I'm black. And I totally understand the genesis of this particular brand of stupidity and self-hatred. Mass Incarceration, its bastard child, Hurricane Illegitimacy, and their marketing firm, commercial hip-hop music, have created a culture that perpetrates the idea that authentic blackness is criminal, savage, uneducated and irresponsible. The tenets of white supremacy and bigotry have been injected into popular youth culture. The blackest things a black man can do are loudly spew the N-word publicly and react violently to the slightest sign of disrespect or disagreement.
Right now the Dolphins are 4-5 after their loss at Tampa Bay, but just one game out of a playoff spot behind the potentially combustible Jets (whom they still get to play twice). This whole situation has crippled their offensive line, depriving Miami of a very talented left guard and an at least adequate left tackle, both of whom are probably pretty necessary in order to protect inexperienced second-year quarterback Ryan Tannehill, to say nothing of the running game.**** All this right before they play the following games: at Tampa Bay (loss), San Diego, Carolina, at New York Jets, at Pittsburgh, New England, at Buffalo, New York Jets. If Monday night was any indication (against a crappy team that may have quit on their coach more than a month ago), they're in for a rough ride, yet there is ZERO contrition from anyone in the locker room about how they allowed the situation to reach that point (something that is puzzling to veterans in pretty much every other locker room, even lowly Jacksonville). I find it all rather confusing, and frankly pretty stupid and short-sighted.

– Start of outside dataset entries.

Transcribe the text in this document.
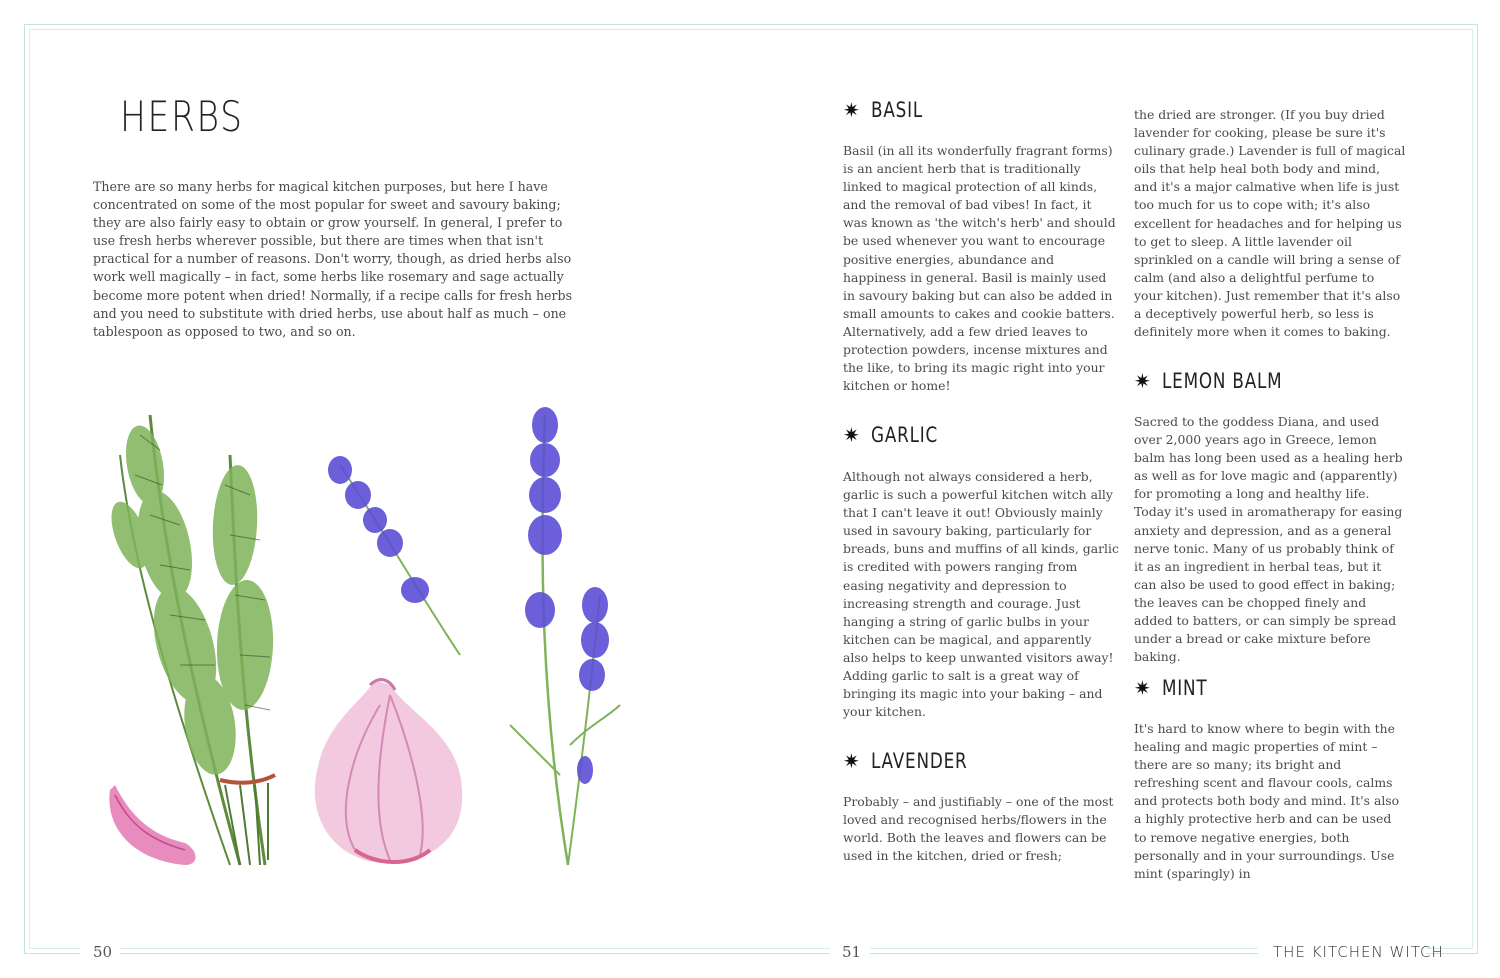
HERBS
There are so many herbs for magical kitchen purposes, but here I have concentrated on some of the most popular for sweet and savoury baking; they are also fairly easy to obtain or grow yourself. In general, I prefer to use fresh herbs wherever possible, but there are times when that isn't practical for a number of reasons. Don't worry, though, as dried herbs also work well magically – in fact, some herbs like rosemary and sage actually become more potent when dried! Normally, if a recipe calls for fresh herbs and you need to substitute with dried herbs, use about half as much – one tablespoon as opposed to two, and so on.
✷ BASIL
Basil (in all its wonderfully fragrant forms) is an ancient herb that is traditionally linked to magical protection of all kinds, and the removal of bad vibes! In fact, it was known as 'the witch's herb' and should be used whenever you want to encourage positive energies, abundance and happiness in general. Basil is mainly used in savoury baking but can also be added in small amounts to cakes and cookie batters. Alternatively, add a few dried leaves to protection powders, incense mixtures and the like, to bring its magic right into your kitchen or home!
✷ GARLIC
Although not always considered a herb, garlic is such a powerful kitchen witch ally that I can't leave it out! Obviously mainly used in savoury baking, particularly for breads, buns and muffins of all kinds, garlic is credited with powers ranging from easing negativity and depression to increasing strength and courage. Just hanging a string of garlic bulbs in your kitchen can be magical, and apparently also helps to keep unwanted visitors away! Adding garlic to salt is a great way of bringing its magic into your baking – and your kitchen.
✷ LAVENDER
Probably – and justifiably – one of the most loved and recognised herbs/flowers in the world. Both the leaves and flowers can be used in the kitchen, dried or fresh;
the dried are stronger. (If you buy dried lavender for cooking, please be sure it's culinary grade.) Lavender is full of magical oils that help heal both body and mind, and it's a major calmative when life is just too much for us to cope with; it's also excellent for headaches and for helping us to get to sleep. A little lavender oil sprinkled on a candle will bring a sense of calm (and also a delightful perfume to your kitchen). Just remember that it's also a deceptively powerful herb, so less is definitely more when it comes to baking.
✷ LEMON BALM
Sacred to the goddess Diana, and used over 2,000 years ago in Greece, lemon balm has long been used as a healing herb as well as for love magic and (apparently) for promoting a long and healthy life. Today it's used in aromatherapy for easing anxiety and depression, and as a general nerve tonic. Many of us probably think of it as an ingredient in herbal teas, but it can also be used to good effect in baking; the leaves can be chopped finely and added to batters, or can simply be spread under a bread or cake mixture before baking.
✷ MINT
It's hard to know where to begin with the healing and magic properties of mint – there are so many; its bright and refreshing scent and flavour cools, calms and protects both body and mind. It's also a highly protective herb and can be used to remove negative energies, both personally and in your surroundings. Use mint (sparingly) in
50	51	THE KITCHEN WITCH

****It bears repeating; the Dolphins rushed for TWO YARDS against Tampa Bay.
Look, playing professional football is clearly not for everyone. It's a punishing, brutal game whose effects on body and mind alike are severe. But this whole absurd scenario has underscored the short shrift that mental health awareness gets in our society. By any measure, Richie Incognito and Jonathan Martin were both valuable football players, and both also clearly have mental health issues that, while vastly different, affect their ability to perform to the best of their capabilities. Neither may ever play for the Dolphins again, and Martin in particular is going to have a difficult time finding another job in the league, unless he proves that he can be a real mauler on the line; other teams are going to naturally shy away from signing someone who "may not be a good fit in our locker room." Incognito is running out of strikes, but with his performance record will probably get another chance from someone, although hopefully not with any kind of official leadership role attached. In the end, Dolphins management, coaches, and players fostered an environment in which there was little to no control or personal accountability in the locker room, and their failure to police themselves has opened the organization up and turned it into a circus spectacle, seriously damaging the whole franchise in the immediate future.